Kurtz believes the atrocities revealed for him the moral strength and commitment of men who loved their families and could still act so monstrously 'without judgment' - with a primordial instinct to kill. According to him, those revelations have accentuated the moral ambiguity of war and justified his rampage in Cambodia - a mass-murder and mutilation of the enemy 'without judgment,' to shorten the war. Kurtz wants primitive men, similar to agent Willard on his mission, who can kill without judgment 'because it's judgment that defeats us. ' The conventional war effort of Americans (with high-tech bombs and other machines and weapons of war) will ultimately be defeated by triumphant opposition forces of primitives that are committed and determined (web). Kurtz, always seen in dark surroundings within his temple headquarters, allows Willard to carry out his sacrificial mission at night. Willard's head rises up out of the steamy primordial depths of filthy water as he begins to stalk his prey for the slaughter - the imposing, bullish Kurtz.

Lightning strobe effects and the frenzied rhythmic sounds of the Doors 'The End' accompany the slaying of Kurtz with a machete. It is a ritualistic decapitation, brilliantly crosscut with the brutal sacrificial slaughter / killing of a carabao / water buffalo by the natives as a ritualistic sacrifice to their gods (web). As he dies Kurtz mutters a few final words, accepting the evil present in the human soul, "the horror, the horror". The old king / chieftain of the people is sacrificed, in order for the land to become liberated. With the bloody machete in hand, Willard is given a path through the awed, native throng. The subservient villagers bow down to their new powerful god-like leader, but Willard refuses the opportunity to become their new god and king.

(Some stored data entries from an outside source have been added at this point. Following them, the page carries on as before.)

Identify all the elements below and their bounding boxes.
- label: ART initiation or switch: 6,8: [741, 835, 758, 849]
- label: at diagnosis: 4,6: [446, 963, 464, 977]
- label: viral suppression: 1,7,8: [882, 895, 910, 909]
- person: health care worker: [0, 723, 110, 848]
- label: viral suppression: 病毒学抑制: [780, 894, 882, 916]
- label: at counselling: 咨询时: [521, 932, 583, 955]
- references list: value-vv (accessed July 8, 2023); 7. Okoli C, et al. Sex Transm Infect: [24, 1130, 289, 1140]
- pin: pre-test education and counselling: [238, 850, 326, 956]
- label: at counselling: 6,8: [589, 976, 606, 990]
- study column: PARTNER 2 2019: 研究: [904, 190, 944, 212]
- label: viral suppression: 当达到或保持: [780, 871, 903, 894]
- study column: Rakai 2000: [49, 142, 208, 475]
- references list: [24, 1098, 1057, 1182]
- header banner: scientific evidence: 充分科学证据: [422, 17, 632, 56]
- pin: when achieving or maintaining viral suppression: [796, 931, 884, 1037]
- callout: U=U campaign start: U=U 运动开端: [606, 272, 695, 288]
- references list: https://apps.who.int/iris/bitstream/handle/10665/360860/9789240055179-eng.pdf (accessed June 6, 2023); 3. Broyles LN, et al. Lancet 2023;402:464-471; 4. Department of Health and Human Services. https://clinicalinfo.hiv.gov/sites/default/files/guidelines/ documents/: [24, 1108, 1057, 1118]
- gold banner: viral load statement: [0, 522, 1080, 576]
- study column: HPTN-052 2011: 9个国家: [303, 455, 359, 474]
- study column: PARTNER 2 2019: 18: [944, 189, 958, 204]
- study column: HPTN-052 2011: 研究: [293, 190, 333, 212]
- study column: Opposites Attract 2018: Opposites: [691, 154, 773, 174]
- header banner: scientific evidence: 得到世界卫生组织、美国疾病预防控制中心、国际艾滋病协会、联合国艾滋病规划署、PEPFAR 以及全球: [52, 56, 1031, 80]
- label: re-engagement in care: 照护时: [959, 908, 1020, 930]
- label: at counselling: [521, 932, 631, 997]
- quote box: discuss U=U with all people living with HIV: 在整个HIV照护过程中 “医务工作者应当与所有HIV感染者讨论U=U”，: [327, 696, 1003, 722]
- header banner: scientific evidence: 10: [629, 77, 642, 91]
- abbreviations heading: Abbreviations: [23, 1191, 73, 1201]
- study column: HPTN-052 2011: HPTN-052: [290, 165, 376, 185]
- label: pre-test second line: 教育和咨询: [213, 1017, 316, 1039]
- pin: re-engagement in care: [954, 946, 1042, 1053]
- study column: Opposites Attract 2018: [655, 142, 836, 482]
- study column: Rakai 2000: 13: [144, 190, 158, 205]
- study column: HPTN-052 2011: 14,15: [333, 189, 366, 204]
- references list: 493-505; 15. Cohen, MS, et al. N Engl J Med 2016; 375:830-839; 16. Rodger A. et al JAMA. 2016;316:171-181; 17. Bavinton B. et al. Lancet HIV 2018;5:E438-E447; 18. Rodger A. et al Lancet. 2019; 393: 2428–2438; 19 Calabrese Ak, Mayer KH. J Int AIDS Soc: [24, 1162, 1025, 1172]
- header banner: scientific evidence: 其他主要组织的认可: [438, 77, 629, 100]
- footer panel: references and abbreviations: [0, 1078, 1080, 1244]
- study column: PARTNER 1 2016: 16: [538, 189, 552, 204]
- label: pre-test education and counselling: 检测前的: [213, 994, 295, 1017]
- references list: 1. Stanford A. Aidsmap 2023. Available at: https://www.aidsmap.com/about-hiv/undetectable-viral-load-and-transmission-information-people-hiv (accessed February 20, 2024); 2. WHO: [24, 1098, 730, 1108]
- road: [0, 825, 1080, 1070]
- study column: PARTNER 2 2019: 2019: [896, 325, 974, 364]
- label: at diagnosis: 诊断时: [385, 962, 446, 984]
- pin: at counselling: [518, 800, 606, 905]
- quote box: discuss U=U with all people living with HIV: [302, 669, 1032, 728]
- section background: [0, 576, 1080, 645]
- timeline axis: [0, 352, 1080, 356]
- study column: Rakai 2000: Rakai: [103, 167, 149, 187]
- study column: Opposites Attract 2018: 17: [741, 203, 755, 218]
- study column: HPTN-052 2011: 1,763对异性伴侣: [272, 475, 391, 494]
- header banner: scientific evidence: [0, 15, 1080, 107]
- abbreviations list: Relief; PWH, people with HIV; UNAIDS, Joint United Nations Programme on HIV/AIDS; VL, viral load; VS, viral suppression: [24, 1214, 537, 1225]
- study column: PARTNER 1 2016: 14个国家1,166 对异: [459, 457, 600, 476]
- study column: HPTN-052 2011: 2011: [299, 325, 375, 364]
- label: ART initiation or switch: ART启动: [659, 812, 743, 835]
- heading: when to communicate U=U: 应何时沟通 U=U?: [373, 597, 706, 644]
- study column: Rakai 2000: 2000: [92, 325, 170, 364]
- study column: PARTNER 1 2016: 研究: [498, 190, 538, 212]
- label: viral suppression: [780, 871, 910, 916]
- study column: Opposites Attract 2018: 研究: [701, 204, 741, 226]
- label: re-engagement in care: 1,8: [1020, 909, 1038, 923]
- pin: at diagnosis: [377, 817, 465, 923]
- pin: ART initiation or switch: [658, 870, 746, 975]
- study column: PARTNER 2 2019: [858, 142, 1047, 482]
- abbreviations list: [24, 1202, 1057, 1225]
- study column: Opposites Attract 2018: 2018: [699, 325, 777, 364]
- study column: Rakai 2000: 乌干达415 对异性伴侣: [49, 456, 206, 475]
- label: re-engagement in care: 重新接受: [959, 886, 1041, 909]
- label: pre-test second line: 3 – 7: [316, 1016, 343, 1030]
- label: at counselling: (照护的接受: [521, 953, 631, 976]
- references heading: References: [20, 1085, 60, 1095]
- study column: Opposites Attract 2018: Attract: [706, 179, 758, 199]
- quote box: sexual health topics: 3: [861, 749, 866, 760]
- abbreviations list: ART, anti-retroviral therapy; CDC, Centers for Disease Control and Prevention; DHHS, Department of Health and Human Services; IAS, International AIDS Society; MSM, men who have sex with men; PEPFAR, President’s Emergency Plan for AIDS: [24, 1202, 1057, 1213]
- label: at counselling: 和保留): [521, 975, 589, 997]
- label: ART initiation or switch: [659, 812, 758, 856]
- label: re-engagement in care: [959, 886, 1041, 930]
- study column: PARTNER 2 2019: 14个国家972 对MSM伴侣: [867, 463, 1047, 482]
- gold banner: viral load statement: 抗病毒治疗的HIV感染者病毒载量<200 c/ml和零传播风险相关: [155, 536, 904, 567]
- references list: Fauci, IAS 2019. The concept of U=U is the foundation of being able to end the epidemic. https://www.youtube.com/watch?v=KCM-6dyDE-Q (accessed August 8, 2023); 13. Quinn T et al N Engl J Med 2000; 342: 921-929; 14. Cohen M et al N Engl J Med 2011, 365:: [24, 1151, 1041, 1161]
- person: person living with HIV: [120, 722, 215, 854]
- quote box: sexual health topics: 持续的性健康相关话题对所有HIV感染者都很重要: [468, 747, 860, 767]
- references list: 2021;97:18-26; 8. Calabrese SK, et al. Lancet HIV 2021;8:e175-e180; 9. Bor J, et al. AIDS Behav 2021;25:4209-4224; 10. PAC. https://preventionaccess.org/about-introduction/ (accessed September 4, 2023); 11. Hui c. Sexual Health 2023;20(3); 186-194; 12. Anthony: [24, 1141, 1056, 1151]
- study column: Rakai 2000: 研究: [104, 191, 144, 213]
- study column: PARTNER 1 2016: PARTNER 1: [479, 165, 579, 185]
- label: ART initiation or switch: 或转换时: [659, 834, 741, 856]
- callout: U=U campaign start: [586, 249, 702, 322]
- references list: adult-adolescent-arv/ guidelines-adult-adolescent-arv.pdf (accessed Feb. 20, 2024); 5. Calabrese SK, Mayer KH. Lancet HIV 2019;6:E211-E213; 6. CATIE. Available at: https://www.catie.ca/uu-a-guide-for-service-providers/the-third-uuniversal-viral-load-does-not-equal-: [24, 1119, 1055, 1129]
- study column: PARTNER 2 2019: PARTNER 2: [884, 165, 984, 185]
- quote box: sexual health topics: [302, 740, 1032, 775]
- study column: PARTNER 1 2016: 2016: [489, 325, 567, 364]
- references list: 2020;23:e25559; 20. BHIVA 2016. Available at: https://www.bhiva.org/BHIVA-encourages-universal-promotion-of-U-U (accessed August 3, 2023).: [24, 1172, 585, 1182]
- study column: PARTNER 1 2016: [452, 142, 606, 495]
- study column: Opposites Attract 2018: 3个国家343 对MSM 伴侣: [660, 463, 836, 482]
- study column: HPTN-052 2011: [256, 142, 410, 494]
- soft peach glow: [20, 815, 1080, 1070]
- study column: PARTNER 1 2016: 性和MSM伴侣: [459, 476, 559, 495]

With his bloody mission accomplished, Willard guides stoned-out Lance to the patrol boat so that they can begin their return journey. They retreat in the gunboat as the natives close in on them on the banks. As they pull away, a cleansing hard rain begins to fall and static-filled radio transmissions play in the background, as soon the US planes begin to rain down a cavalcade of explosives and destroy the Kurtz compound. In the end, Kurtz's final wishes were not fulfilled, as Willard did not take his place as the leader of his people. Kurtz believed he has achieved his godlike standing, feeling he could kill without judgment, like God, and in the end, let Willard kill him, in and effort to make Willard like him, the perfect warrior, to act without judgment.